Correspondent: You quibble with the term “diagnosis.” You write, “There are no diagnoses in psychiatry. Only umbrella terms for observed patterns of complaint, groupings of symptoms given names, and oversimplified, and assigned what are probably erroneous causes because these erroneous causes can be medicated. And then both the drug and the supposed disease are made legitimate, and thus the profession as well as the patient legitimized, too, by those magical words going hand in hand to the insurance company ‘Diagnosis’ and ‘It’s not your fault.’” But if there are no diagnoses in psychiatry, well, where is the starting point? I mean, obviously, you have to start somewhere and identify a particular problem — even on a simplistic level — in order to help another person. So what of this?

Vincent: Well, yeah, that’s the difficulty, I guess. Right now, we don’t have a test that can tell you, “You’ve got bipolar disorder” or you’ve got any number of all these so-called illnesses. Which I don’t doubt are real entities. Clearly, when you see enough of these patients, you see the patterns that they’re describing. And people who are schizophrenic tend to be paranoid. All these various things that — it’s not that the groupings are illegitimate in that way or the observations are wrong. It’s just that it does leave an enormous gray area. And it means that you can diagnose somebody as having this thing without any really concrete way of knowing that they do, in fact, have it. And I do think that can lead to a lot of problems. Such as, for example, people again have written a lot about the way that diagnoses of depression have, I don’t know, tripled in the last ten or fifteen years. And I think you have to ask yourself how many of those people have something that’s a pathological depression.
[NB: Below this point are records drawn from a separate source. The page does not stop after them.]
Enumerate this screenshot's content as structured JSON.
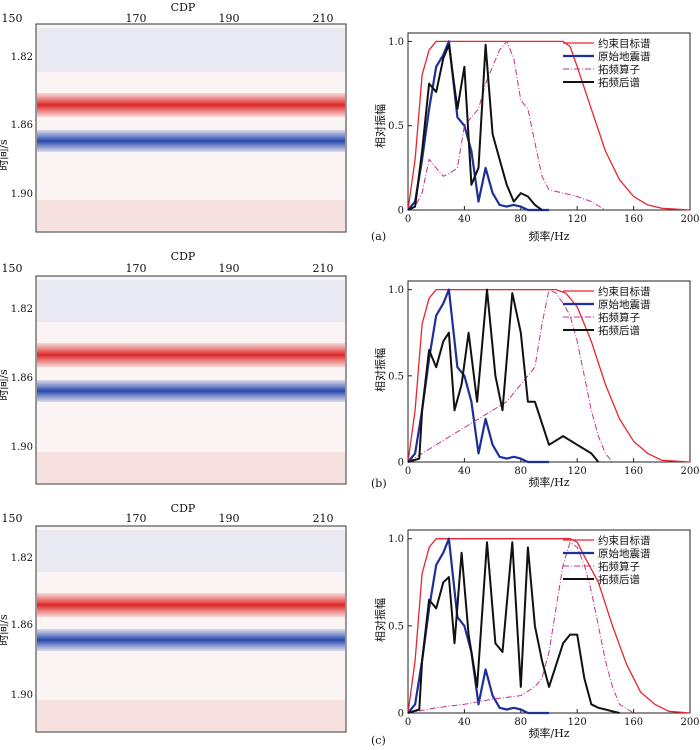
{
  "panels": [
    {
      "label": "(a)",
      "seismic": {
        "xlabel": "CDP",
        "ylabel": "时间/s",
        "xticks": [
          "150",
          "170",
          "190",
          "210"
        ],
        "yticks": [
          "1.82",
          "1.86",
          "1.90"
        ]
      },
      "chart_data": {
        "type": "line",
        "xlabel": "频率/Hz",
        "ylabel": "相对振幅",
        "xlim": [
          0,
          200
        ],
        "ylim": [
          0,
          1.05
        ],
        "xticks": [
          "0",
          "40",
          "80",
          "120",
          "160",
          "200"
        ],
        "yticks": [
          "0",
          "0.5",
          "1.0"
        ],
        "series": [
          {
            "name": "约束目标谱",
            "color": "#e8252e",
            "style": "solid",
            "width": 1.3,
            "x": [
              0,
              5,
              10,
              15,
              20,
              110,
              115,
              120,
              130,
              140,
              150,
              160,
              170,
              180,
              200
            ],
            "y": [
              0,
              0.3,
              0.8,
              0.95,
              1.0,
              1.0,
              0.97,
              0.85,
              0.6,
              0.35,
              0.18,
              0.08,
              0.03,
              0.01,
              0
            ]
          },
          {
            "name": "原始地震谱",
            "color": "#1f2f9a",
            "style": "solid",
            "width": 2.2,
            "x": [
              0,
              5,
              10,
              15,
              20,
              25,
              29,
              35,
              40,
              45,
              50,
              55,
              60,
              65,
              70,
              75,
              80,
              85,
              90,
              100
            ],
            "y": [
              0,
              0.05,
              0.3,
              0.6,
              0.85,
              0.92,
              1.0,
              0.55,
              0.5,
              0.35,
              0.05,
              0.25,
              0.1,
              0.03,
              0.02,
              0.03,
              0.02,
              0,
              0,
              0
            ]
          },
          {
            "name": "拓频算子",
            "color": "#c0338c",
            "style": "dashdot",
            "width": 1,
            "x": [
              0,
              5,
              10,
              15,
              20,
              25,
              30,
              35,
              40,
              45,
              50,
              55,
              60,
              65,
              70,
              75,
              80,
              85,
              90,
              95,
              100,
              110,
              120,
              130,
              140
            ],
            "y": [
              0,
              0.02,
              0.1,
              0.3,
              0.25,
              0.2,
              0.22,
              0.25,
              0.5,
              0.55,
              0.6,
              0.75,
              0.85,
              0.95,
              1.0,
              0.9,
              0.65,
              0.6,
              0.4,
              0.2,
              0.12,
              0.1,
              0.08,
              0.05,
              0
            ]
          },
          {
            "name": "拓频后谱",
            "color": "#111111",
            "style": "solid",
            "width": 2,
            "x": [
              0,
              5,
              10,
              15,
              20,
              25,
              29,
              35,
              40,
              45,
              50,
              55,
              60,
              65,
              70,
              75,
              80,
              85,
              90,
              95
            ],
            "y": [
              0,
              0.02,
              0.35,
              0.75,
              0.7,
              0.9,
              0.98,
              0.6,
              0.85,
              0.15,
              0.25,
              0.98,
              0.45,
              0.3,
              0.15,
              0.05,
              0.1,
              0.08,
              0.03,
              0
            ]
          }
        ]
      }
    },
    {
      "label": "(b)",
      "seismic": {
        "xlabel": "CDP",
        "ylabel": "时间/s",
        "xticks": [
          "150",
          "170",
          "190",
          "210"
        ],
        "yticks": [
          "1.82",
          "1.86",
          "1.90"
        ]
      },
      "chart_data": {
        "type": "line",
        "xlabel": "频率/Hz",
        "ylabel": "相对振幅",
        "xlim": [
          0,
          200
        ],
        "ylim": [
          0,
          1.05
        ],
        "xticks": [
          "0",
          "40",
          "80",
          "120",
          "160",
          "200"
        ],
        "yticks": [
          "0",
          "0.5",
          "1.0"
        ],
        "series": [
          {
            "name": "约束目标谱",
            "color": "#e8252e",
            "style": "solid",
            "width": 1.3,
            "x": [
              0,
              5,
              10,
              15,
              20,
              105,
              112,
              120,
              130,
              140,
              150,
              160,
              170,
              180,
              200
            ],
            "y": [
              0,
              0.3,
              0.8,
              0.95,
              1.0,
              1.0,
              0.98,
              0.9,
              0.7,
              0.45,
              0.25,
              0.12,
              0.05,
              0.01,
              0
            ]
          },
          {
            "name": "原始地震谱",
            "color": "#1f2f9a",
            "style": "solid",
            "width": 2.2,
            "x": [
              0,
              5,
              10,
              15,
              20,
              25,
              29,
              35,
              40,
              45,
              50,
              55,
              60,
              65,
              70,
              75,
              80,
              85,
              90,
              100
            ],
            "y": [
              0,
              0.05,
              0.3,
              0.6,
              0.85,
              0.92,
              1.0,
              0.55,
              0.5,
              0.35,
              0.05,
              0.25,
              0.1,
              0.03,
              0.02,
              0.03,
              0.02,
              0,
              0,
              0
            ]
          },
          {
            "name": "拓频算子",
            "color": "#c0338c",
            "style": "dashdot",
            "width": 1,
            "x": [
              0,
              10,
              20,
              30,
              40,
              50,
              60,
              70,
              80,
              90,
              95,
              100,
              105,
              110,
              115,
              120,
              125,
              130,
              135,
              140,
              145
            ],
            "y": [
              0,
              0.05,
              0.1,
              0.15,
              0.2,
              0.25,
              0.3,
              0.35,
              0.45,
              0.55,
              0.8,
              1.0,
              0.98,
              0.92,
              0.85,
              0.7,
              0.5,
              0.3,
              0.15,
              0.05,
              0
            ]
          },
          {
            "name": "拓频后谱",
            "color": "#111111",
            "style": "solid",
            "width": 2,
            "x": [
              0,
              8,
              10,
              15,
              20,
              25,
              29,
              33,
              38,
              43,
              49,
              56,
              62,
              67,
              74,
              80,
              85,
              90,
              100,
              110,
              120,
              130,
              135
            ],
            "y": [
              0,
              0.02,
              0.3,
              0.65,
              0.55,
              0.7,
              0.75,
              0.3,
              0.45,
              0.75,
              0.35,
              1.0,
              0.5,
              0.3,
              0.98,
              0.75,
              0.35,
              0.35,
              0.1,
              0.15,
              0.1,
              0.05,
              0
            ]
          }
        ]
      }
    },
    {
      "label": "(c)",
      "seismic": {
        "xlabel": "CDP",
        "ylabel": "时间/s",
        "xticks": [
          "150",
          "170",
          "190",
          "210"
        ],
        "yticks": [
          "1.82",
          "1.86",
          "1.90"
        ]
      },
      "chart_data": {
        "type": "line",
        "xlabel": "频率/Hz",
        "ylabel": "相对振幅",
        "xlim": [
          0,
          200
        ],
        "ylim": [
          0,
          1.05
        ],
        "xticks": [
          "0",
          "40",
          "80",
          "120",
          "160",
          "200"
        ],
        "yticks": [
          "0",
          "0.5",
          "1.0"
        ],
        "series": [
          {
            "name": "约束目标谱",
            "color": "#e8252e",
            "style": "solid",
            "width": 1.3,
            "x": [
              0,
              5,
              10,
              15,
              20,
              115,
              120,
              125,
              135,
              145,
              155,
              165,
              175,
              185,
              200
            ],
            "y": [
              0,
              0.3,
              0.8,
              0.95,
              1.0,
              1.0,
              0.98,
              0.9,
              0.75,
              0.5,
              0.28,
              0.12,
              0.05,
              0.01,
              0
            ]
          },
          {
            "name": "原始地震谱",
            "color": "#1f2f9a",
            "style": "solid",
            "width": 2.2,
            "x": [
              0,
              5,
              10,
              15,
              20,
              25,
              29,
              35,
              40,
              45,
              50,
              55,
              60,
              65,
              70,
              75,
              80,
              85,
              90,
              100
            ],
            "y": [
              0,
              0.05,
              0.3,
              0.6,
              0.85,
              0.92,
              1.0,
              0.55,
              0.5,
              0.35,
              0.05,
              0.25,
              0.1,
              0.03,
              0.02,
              0.03,
              0.02,
              0,
              0,
              0
            ]
          },
          {
            "name": "拓频算子",
            "color": "#c0338c",
            "style": "dashdot",
            "width": 1,
            "x": [
              0,
              20,
              40,
              60,
              80,
              90,
              95,
              100,
              105,
              110,
              115,
              120,
              125,
              130,
              135,
              140,
              145,
              150,
              160
            ],
            "y": [
              0,
              0.03,
              0.05,
              0.08,
              0.1,
              0.15,
              0.2,
              0.35,
              0.6,
              0.85,
              0.98,
              0.95,
              0.85,
              0.7,
              0.5,
              0.3,
              0.15,
              0.05,
              0
            ]
          },
          {
            "name": "拓频后谱",
            "color": "#111111",
            "style": "solid",
            "width": 2,
            "x": [
              0,
              8,
              10,
              15,
              20,
              25,
              29,
              33,
              38,
              43,
              49,
              56,
              62,
              67,
              74,
              80,
              85,
              90,
              95,
              100,
              110,
              115,
              120,
              125,
              130,
              135,
              140,
              145,
              150
            ],
            "y": [
              0,
              0.02,
              0.3,
              0.65,
              0.6,
              0.75,
              0.78,
              0.4,
              0.92,
              0.45,
              0.15,
              0.98,
              0.4,
              0.35,
              0.98,
              0.15,
              0.95,
              0.5,
              0.3,
              0.15,
              0.4,
              0.45,
              0.45,
              0.2,
              0.05,
              0.03,
              0.02,
              0.01,
              0
            ]
          }
        ]
      }
    }
  ]
}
Or is it a situational depression? Not being able to distinguish between those two things is, I think, problematic.

Correspondent: We’re talking then largely about the specific difference between someone who is psychotic, who is merely someone who cannot properly distinguish between their reality and their imagination and their dreams, and is not necessarily violent, versus someone who is psychopathic. Who is going to be prone to violent behavior and the like. Certainly there has to be some degree in which we have to prevent people from harming themselves or harming other particular people. I agree with you that “psychotic” does, in fact, get a bad rap. But nevertheless, there is this larger term of people who are, in fact, going to be committing violent behavior. So I’m wondering. Why quibble with the notion, as you do in one of the interim moments in the book, about this impression between so-called psychotics in movies and everything? When, in fact, there are dangerous people out there.

Vincent: Oh yeah. And there’s no question that, right now, medication and, in some cases, putting these people into an environment where they can’t hurt people is all that we have. It’s the best that we have right now. I would hope that someday we would have medications, for example, that can specifically address what’s going wrong in the brain of a schizophrenic person. And that’s just something we don’t have right now. We don’t know. We don’t understand the mechanisms of schizophrenia. Or what appears to be. There again is the question. Well, you may appear to be schizophrenic. But without a test that can tell us, we don’t actually know whether you are or not. Or whether you’re manifesting symptoms that may be entirely something else. An allergy. I mean, think about if you were to go to the hospital and say, “I’m having terrible chest pains.” And you were assuming you were having a heart attack. And there was no way to know whether it was that or indigestion. There are a lot of symptoms that can be caused by various different things. And I think that’s the part that’s missing for us right now.